To address repeated challenges surrounding succession, he suggested that family members can “entrust” the management to professional managers while “monitoring” and “supervising” different affiliates through a holding firm where they hold a majority stake like Sweden’s Wallenberg family.
The Wallenberg family is often mentioned here as an ideal governance model that Samsung and other Korean conglomerates may follow. The family has a stake in large Swedish industrial groups, like Ericsson, Electrolux, ABB and SAAB. It controls the group through a holding company, Invester, which controls the subsidiaries, but the management is handled by professional managers.
Some experts suggested less radical ways.
“It is not easy for Korean conglomerates to radically adopt the separation of ownership and control because stakes are intertwined among many affiliates here, unlike more simplified governance systems in Western companies,” said Ahn Sang-hee, head general manager of Daishin Economic Research Institute.
Corporate governance should be gradually changed to strengthen the functions of the board of directors and set up more systematic checks on wrongdoings of owner families, he said.
“In fact, it doesn’t matter who runs the company. What matters is whether they -- either owner family or professional managers -- are ‘qualified’ to run the large business operations,” said Park Sang-in, a professor at Seoul National University.
“A business environment should be made for qualified managers to be ‘naturally’ selected based on their capacity through revisions of commercial laws.”
Currently, nine revised bills related to strengthening shareholder rights and interests and strengthening the functions of the board are pending at the National Assembly. Heirs pursuing different paths
Meanwhile, some potential successors in midsized companies have chosen not to inherit their parents’ business but are focused on building their own careers instead.
Chung Kyung-sun, grandson of the late Hyundai Group Honorary Chairman Chung Ju-yung and son of Hyundai Marine & Fire Insurance Chairman Chung Mong-yoon, for one, is running his own business, HGI, instead of working for his father’s firm.

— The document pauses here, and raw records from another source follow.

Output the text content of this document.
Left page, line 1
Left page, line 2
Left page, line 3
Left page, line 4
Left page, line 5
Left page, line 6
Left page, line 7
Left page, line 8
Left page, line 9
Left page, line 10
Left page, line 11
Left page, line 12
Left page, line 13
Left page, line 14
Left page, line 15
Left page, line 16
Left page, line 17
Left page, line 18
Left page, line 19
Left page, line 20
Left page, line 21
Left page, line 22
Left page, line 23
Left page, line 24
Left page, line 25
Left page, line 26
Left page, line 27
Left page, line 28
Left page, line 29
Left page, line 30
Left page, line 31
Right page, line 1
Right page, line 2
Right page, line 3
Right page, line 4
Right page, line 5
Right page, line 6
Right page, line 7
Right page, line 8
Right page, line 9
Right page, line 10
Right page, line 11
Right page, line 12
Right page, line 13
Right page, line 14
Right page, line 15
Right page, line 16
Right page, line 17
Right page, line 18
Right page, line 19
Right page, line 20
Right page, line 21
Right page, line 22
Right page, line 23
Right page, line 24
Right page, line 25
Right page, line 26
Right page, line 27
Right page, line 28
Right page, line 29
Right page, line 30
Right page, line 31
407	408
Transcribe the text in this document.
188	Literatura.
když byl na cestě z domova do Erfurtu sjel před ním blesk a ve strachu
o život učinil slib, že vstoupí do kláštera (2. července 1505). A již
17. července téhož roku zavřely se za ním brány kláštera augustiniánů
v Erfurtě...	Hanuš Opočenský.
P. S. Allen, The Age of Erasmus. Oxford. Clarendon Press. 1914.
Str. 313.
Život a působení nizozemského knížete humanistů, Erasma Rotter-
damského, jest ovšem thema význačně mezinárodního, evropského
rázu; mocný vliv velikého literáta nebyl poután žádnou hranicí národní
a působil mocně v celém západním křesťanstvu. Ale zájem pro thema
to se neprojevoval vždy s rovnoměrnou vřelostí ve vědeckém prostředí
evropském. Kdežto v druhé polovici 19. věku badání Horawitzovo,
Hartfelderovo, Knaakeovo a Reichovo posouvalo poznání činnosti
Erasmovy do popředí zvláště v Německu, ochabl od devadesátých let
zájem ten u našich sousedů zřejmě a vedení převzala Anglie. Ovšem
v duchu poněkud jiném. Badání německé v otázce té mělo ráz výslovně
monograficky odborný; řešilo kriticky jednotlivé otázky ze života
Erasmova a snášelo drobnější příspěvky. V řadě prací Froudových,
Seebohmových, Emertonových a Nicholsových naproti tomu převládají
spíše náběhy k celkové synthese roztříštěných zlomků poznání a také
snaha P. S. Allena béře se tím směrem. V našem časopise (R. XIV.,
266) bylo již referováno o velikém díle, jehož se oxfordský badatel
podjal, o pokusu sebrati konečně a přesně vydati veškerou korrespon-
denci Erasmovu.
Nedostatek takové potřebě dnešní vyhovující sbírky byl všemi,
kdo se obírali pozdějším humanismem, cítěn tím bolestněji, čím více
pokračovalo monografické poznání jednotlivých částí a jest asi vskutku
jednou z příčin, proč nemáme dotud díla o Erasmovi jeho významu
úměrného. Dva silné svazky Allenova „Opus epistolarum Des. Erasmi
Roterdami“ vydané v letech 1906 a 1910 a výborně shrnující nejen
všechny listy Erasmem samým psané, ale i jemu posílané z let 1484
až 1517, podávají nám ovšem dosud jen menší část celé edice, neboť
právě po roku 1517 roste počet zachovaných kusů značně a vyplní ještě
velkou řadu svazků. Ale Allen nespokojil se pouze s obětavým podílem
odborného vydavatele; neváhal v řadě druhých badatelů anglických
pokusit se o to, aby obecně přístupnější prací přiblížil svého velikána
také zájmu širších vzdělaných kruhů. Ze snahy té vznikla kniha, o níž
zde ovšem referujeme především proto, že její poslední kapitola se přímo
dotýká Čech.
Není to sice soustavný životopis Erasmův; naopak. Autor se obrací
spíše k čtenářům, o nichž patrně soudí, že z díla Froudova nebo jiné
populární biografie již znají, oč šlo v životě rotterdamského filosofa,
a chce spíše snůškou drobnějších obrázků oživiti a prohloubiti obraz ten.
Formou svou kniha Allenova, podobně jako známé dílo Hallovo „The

He is making impact investment -- providing capital to address social or environmental issues -- and doing co-living projects.
Ham Yeon-ji, the eldest daughter of food manufacturing company Ottogi Chairman Ham Young-joon, is currently a musical actor. She majored in acting at NYU Tisch School of the Arts and made her debut with the musical “Gone with the Wind.” She was ranked as one of the wealthiest celebrities with her Ottogi shares worth 31.1 billion won.
There is no such case yet in the nation’s 64 largest groups with more than 5 trillion won in assets, but things may change in the future as succession gets tougher, according to industry watchers.
“The paradigm that children inherit their father’s business is still prevalent in Korea centering on family-oriented management. But, more cases like Chung and Ham will gradually increase in medium-sized and large companies as heirs will emerge hoping to pursue what they want while enjoying their father’s wealth,” said Oh Il-sun, director of the Korea CXO Institute.